Entonces: ¿hasta qué punto subirá la temperatura? ¿Cuánto tiempo se mantendrá en su punto más alto antes de volver a bajar? ¿Y qué significará esto para nuestro planeta?

El objetivo de 1,5 °C se fijó originalmente en un acuerdo internacional histórico y jurídicamente vinculante en 2015, en la reunión de París de la Conferencia de las Partes (COP) de la Convención Marco de las Naciones Unidas sobre el Cambio Climático (CMNUCC). El Acuerdo de París tenía como objetivo reducir rápidamente las emisiones de gases de efecto invernadero y mantener el aumento de la temperatura del planeta muy por debajo de los 2 °C, al tiempo que se proseguían los esfuerzos para limitar el calentamiento a 1,5 °C.

Esto se convirtió en la estrella guía de la acción global para combatir el cambio climático, con el amplio reconocimiento de que cuanto mayor es el calentamiento, mayores son los daños a los ecosistemas, la salud humana, el suministro de alimentos y otros aspectos del bienestar del planeta.

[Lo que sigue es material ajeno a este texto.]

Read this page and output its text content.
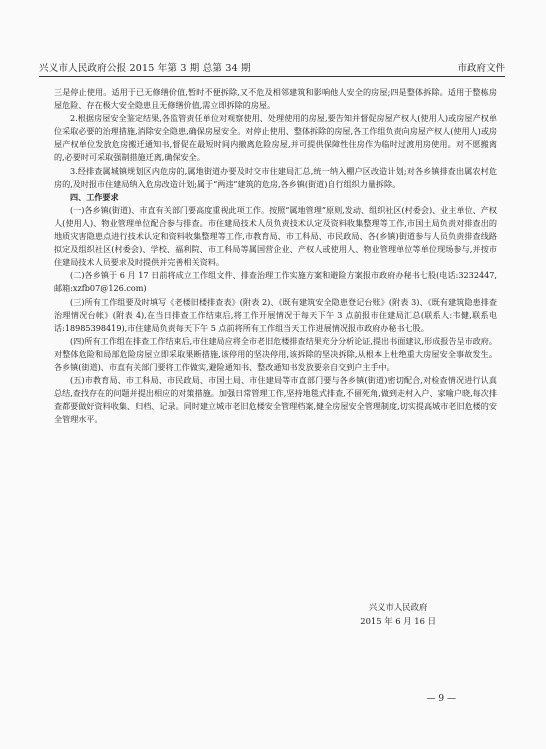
兴义市人民政府公报 2015 年第 3 期 总第 34 期	市政府文件

三是停止使用。适用于已无修缮价值,暂时不便拆除,又不危及相邻建筑和影响他人安全的房屋;四是整体拆除。适用于整栋房屋危险、存在极大安全隐患且无修缮价值,需立即拆除的房屋。

2.根据房屋安全鉴定结果,各监管责任单位对观察使用、处理使用的房屋,要告知并督促房屋产权人(使用人)或房屋产权单位采取必要的治理措施,消除安全隐患,确保房屋安全。对停止使用、整体拆除的房屋,各工作组负责向房屋产权人(使用人)或房屋产权单位发放危房搬迁通知书,督促在最短时间内撤离危险房屋,并可提供保障性住房作为临时过渡用房使用。对不愿搬离的,必要时可采取强制措施迁离,确保安全。

3.经排查属城镇规划区内危房的,属地街道办要及时交市住建局汇总,统一纳入棚户区改造计划;对各乡镇排查出属农村危房的,及时报市住建局纳入危房改造计划;属于“两违”建筑的危房,各乡镇(街道)自行组织力量拆除。

四、工作要求

(一)各乡镇(街道)、市直有关部门要高度重视此项工作。按照“属地管理”原则,发动、组织社区(村委会)、业主单位、产权人(使用人)、物业管理单位配合参与排查。市住建局技术人员负责技术认定及资料收集整理等工作,市国土局负责对排查出的地质灾害隐患点进行技术认定和资料收集整理等工作,市教育局、市工科局、市民政局、各(乡镇)街道参与人员负责排查线路拟定及组织社区(村委会)、学校、福利院、市工科局等属国营企业、产权人或使用人、物业管理单位等单位现场参与,并按市住建局技术人员要求及时提供并完善相关资料。

(二)各乡镇于 6 月 17 日前将成立工作组文件、排查治理工作实施方案和避险方案报市政府办秘书七股(电话:3232447,邮箱:xzfb07@126.com)

(三)所有工作组要及时填写《老楼旧楼排查表》(附表 2)、《既有建筑安全隐患登记台账》(附表 3)、《既有建筑隐患排查治理情况台帐》(附表 4),在当日排查工作结束后,将工作开展情况于每天下午 3 点前报市住建局汇总(联系人:韦健,联系电话:18985398419),市住建局负责每天下午 5 点前将所有工作组当天工作进展情况报市政府办秘书七股。

(四)所有工作组在排查工作结束后,市住建局应将全市老旧危楼排查结果充分分析论证,提出书面建议,形成报告呈市政府。对整体危险和局部危险房屋立即采取果断措施,该停用的坚决停用,该拆除的坚决拆除,从根本上杜绝重大房屋安全事故发生。各乡镇(街道)、市直有关部门要将工作做实,避险通知书、整改通知书发放要亲自交到户主手中。

(五)市教育局、市工科局、市民政局、市国土局、市住建局等市直部门要与各乡镇(街道)密切配合,对检查情况进行认真总结,查找存在的问题并提出相应的对策措施。加强日常管理工作,坚持地毯式排查,不留死角,做到走村入户、家喻户晓,每次排查都要做好资料收集、归档、记录。同时建立城市老旧危楼安全管理档案,健全房屋安全管理制度,切实提高城市老旧危楼的安全管理水平。

兴义市人民政府
2015 年 6 月 16 日
— 9 —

Sin embargo, ahora, más de una década después, las acciones y compromisos acumulados de las naciones en materia de emisiones están muy por debajo de lo necesario para cumplir los objetivos del Acuerdo de París. Para complicar las cosas, Estados Unidos se retiró del acuerdo en 2020 y de nuevo en 2026 —siendo la única de las 195 partes originales en hacerlo—.

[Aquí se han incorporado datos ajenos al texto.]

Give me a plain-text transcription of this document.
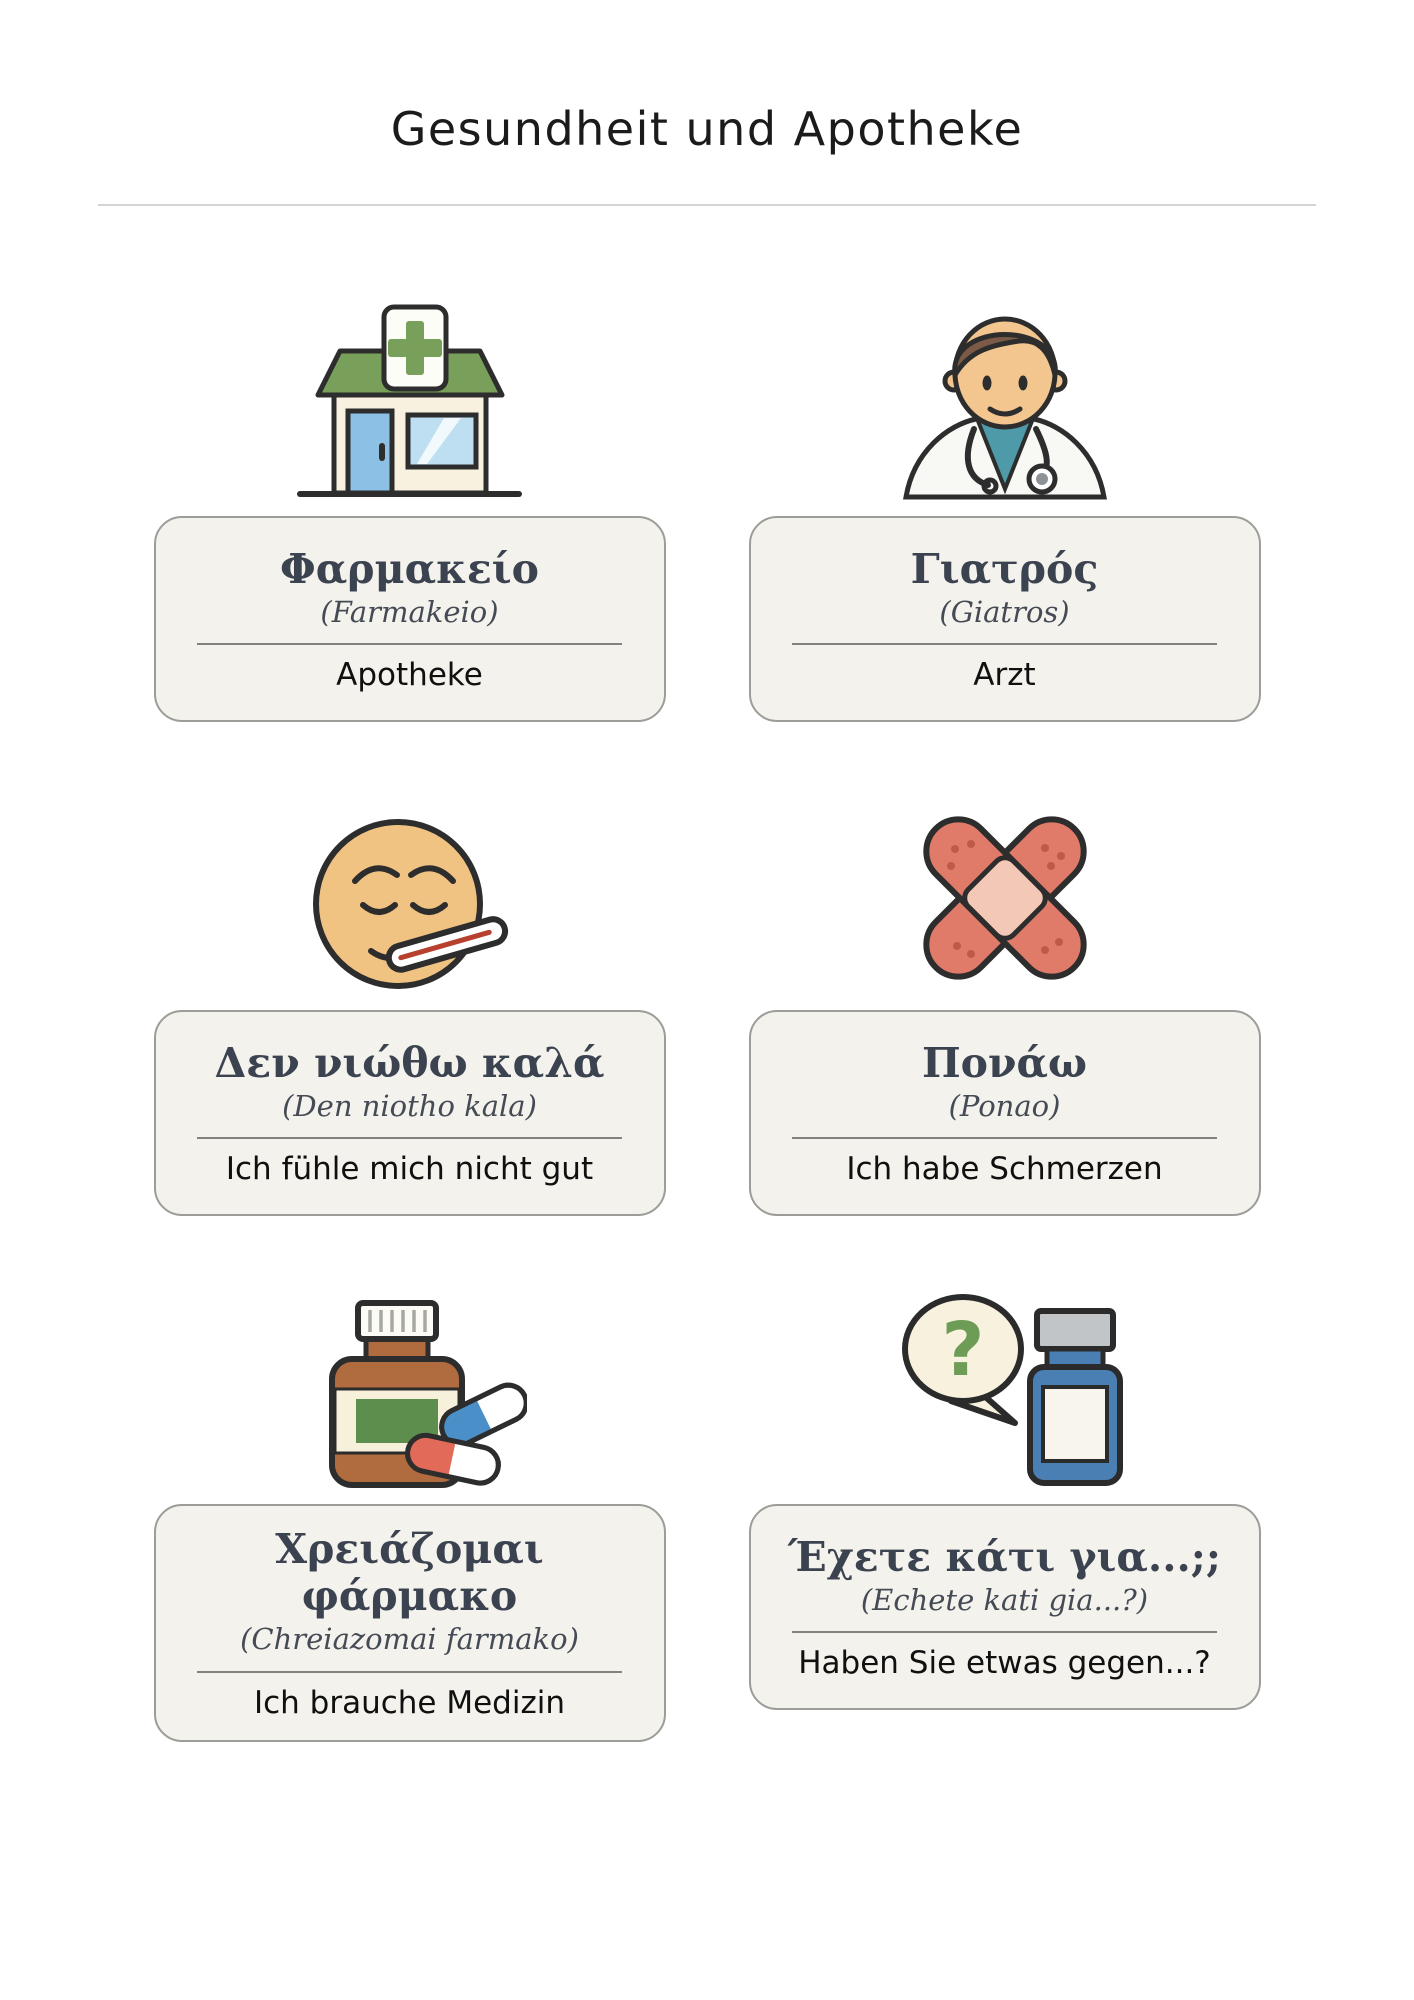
Gesundheit und Apotheke
Φαρμακείο
(Farmakeio)
Apotheke
Γιατρός
(Giatros)
Arzt
Δεν νιώθω καλά
(Den niotho kala)
Ich fühle mich nicht gut
Πονάω
(Ponao)
Ich habe Schmerzen
Χρειάζομαι φάρμακο
(Chreiazomai farmako)
Ich brauche Medizin
?
Έχετε κάτι για...;;
(Echete kati gia...?)
Haben Sie etwas gegen...?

Uno de los puntos conflictivos en las negociaciones internacionales ha sido alcanzar un consenso sobre los combustibles fósiles. De manera controvertida, el Acuerdo de París de 2015 ni siquiera mencionaba los combustibles fósiles —una concesión política diseñada para mantener a bordo a las naciones ricas en combustibles fósiles—. Pero hace tiempo que está claro que reducir las emisiones y detener el calentamiento significa alejarse de los combustibles basados en el carbono: hoy en día, la quema de combustibles fósiles para obtener energía es la fuente de aproximadamente tres cuartas partes de las emisiones globales de gases de efecto invernadero.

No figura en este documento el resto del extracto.